Bild Clemens Fuest für Standpunkte

Friedrich Merz will die Aktienanlage deshalb steuerlich entlasten. Ist das sinnvoll? In einer Gesellschaft mit mündigen Bürgern kann es durchaus zu den Staatsaufgaben gehören, alle Bürger zu verpflichten, in gewissem Umfang für die Rente vorzusorgen. Mit welchem Anlageportfolio die Bürger das erreichen, ist allerding ihre Sache. Die Einkommensteuer sollte Aktien weder diskriminieren noch fördern. Tatsächlich werden Aktien im bestehenden Steuersystem diskriminiert. Die Fremdkapitalfinanzierung ist steuerlich attraktiver als die Eigenkapitalfinanzierung, weil Schuldzinsen bei den Unternehmen steuerlich abzugsfähig sind, Dividenden hingegen nicht. Bei den Empfängern werden Zinsen und Dividenden aber gleich behandelt. Diese Diskriminierung zu beseitigen wäre sinnvoll.

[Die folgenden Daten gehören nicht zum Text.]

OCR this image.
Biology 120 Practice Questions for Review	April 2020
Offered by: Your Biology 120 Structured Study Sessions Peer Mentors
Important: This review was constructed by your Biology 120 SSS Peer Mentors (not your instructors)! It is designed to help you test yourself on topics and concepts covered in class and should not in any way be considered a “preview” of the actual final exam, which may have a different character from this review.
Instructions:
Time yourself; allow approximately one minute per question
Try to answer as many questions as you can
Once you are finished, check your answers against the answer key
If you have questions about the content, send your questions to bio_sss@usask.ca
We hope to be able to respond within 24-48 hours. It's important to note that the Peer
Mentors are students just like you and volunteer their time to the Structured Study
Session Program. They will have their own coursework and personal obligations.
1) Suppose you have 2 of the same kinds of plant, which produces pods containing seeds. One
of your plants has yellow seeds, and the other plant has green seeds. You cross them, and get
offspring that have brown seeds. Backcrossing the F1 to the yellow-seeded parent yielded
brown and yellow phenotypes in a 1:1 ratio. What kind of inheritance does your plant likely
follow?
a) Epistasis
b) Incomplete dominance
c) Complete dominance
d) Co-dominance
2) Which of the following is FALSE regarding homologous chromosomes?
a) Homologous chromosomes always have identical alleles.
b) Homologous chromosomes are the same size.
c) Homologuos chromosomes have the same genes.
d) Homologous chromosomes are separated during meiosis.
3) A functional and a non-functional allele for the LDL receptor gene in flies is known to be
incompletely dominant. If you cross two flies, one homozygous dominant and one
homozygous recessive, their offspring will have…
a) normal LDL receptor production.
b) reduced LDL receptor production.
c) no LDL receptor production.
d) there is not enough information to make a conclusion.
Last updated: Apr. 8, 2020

Allerdings würde eine solche Reform an der Altersvorsorge großer Teile der Bevölkerung vermutlich wenig ändern – die steuerliche Entlastung der Aktionäre käme größtenteils den oberen Einkommensschichten zu, die heute Aktien halten. Mangelnde Altersvorsorge ist aber vorrangig ein Problem der mittleren und niedrigen Einkommen.

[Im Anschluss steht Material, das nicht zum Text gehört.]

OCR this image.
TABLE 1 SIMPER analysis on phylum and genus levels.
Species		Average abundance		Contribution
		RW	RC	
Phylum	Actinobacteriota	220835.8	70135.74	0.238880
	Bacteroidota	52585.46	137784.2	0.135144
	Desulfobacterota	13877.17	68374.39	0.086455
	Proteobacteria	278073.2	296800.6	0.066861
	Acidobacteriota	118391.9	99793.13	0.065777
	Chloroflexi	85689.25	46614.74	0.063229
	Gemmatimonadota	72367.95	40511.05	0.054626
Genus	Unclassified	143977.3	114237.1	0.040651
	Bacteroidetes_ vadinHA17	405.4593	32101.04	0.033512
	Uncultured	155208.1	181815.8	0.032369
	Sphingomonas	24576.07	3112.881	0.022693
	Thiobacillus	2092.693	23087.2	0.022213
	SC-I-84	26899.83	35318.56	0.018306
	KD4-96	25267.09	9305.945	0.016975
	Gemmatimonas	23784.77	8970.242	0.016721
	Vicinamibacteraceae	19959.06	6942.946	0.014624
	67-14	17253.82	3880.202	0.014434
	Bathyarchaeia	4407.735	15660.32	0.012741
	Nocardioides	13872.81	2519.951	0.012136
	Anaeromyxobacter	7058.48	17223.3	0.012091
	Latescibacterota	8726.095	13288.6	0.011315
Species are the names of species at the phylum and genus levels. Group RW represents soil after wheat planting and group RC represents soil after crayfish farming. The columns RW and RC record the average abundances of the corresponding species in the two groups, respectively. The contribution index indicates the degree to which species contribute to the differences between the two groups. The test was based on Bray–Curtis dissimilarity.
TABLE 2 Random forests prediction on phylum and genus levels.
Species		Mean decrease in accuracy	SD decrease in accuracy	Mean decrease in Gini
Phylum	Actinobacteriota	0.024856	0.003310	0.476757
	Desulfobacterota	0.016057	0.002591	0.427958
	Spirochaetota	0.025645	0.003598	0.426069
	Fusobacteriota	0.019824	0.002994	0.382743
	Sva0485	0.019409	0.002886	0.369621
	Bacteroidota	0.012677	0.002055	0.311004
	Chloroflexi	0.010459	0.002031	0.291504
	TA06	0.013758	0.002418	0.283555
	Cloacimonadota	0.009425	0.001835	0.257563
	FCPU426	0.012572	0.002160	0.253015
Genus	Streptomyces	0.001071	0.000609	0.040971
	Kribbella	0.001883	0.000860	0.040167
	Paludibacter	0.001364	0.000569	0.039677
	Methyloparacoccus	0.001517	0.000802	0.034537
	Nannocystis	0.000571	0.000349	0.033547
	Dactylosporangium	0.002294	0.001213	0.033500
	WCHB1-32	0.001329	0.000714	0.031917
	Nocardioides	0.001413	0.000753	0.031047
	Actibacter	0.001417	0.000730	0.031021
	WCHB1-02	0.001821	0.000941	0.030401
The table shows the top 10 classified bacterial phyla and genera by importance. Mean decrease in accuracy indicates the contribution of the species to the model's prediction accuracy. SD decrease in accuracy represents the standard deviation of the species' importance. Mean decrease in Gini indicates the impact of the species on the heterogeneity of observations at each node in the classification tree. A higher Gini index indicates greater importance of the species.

Statt zu versuchen, das Vermögen der Bürger zu steuern, sollte der Staat erst einmal bei sich selbst beginnen. Der öffentliche Sektor hat erhebliches Potential, sein Vermögensportfolio im Interesse der Bürger ertragreicher zu gestalten. Smarte private Investoren nutzen derzeit die Niedrigzinsphase, um sich günstig zu verschulden und in Immobilien oder Aktien zu investieren. Der Unternehmer Lutz Helmig hat kürzlich vorgeschlagen, der deutsche Staat sollte das Gleiche tun, indem er einen ‚Deutschen Bürgerfonds‘ errichtet. Deutschland hat den Vorteil, wegen seiner soliden Finanzen eine hohe Bonität zu genießen. Bundesanleihen werden als das sicherste Wertpapier in der Eurozone angesehen, der deutsche Staat kann sich Geld fast zu Nullzinsen leihen. Deutschland hat keine Ölvorkommen, aber seine hohe Bonität ist ähnlich wertvoll. Man kann sie als so etwas wie den Schatz der Deutschen betrachten. Im Jahr 2019 wird die deutsche Staatsschuldenquote unter die 60 Prozent-Grenze sinken. Statt danach weiter Schulden zu tilgen könnte man eine gewisse Neuverschuldung und Haushaltsüberschüsse einsetzen, um einen Deutschen Bürgerfonds zu schaffen. Dieser Fonds würde seine Mittel weltweit diversifiziert in Aktien und andere attraktive Anlagen investieren.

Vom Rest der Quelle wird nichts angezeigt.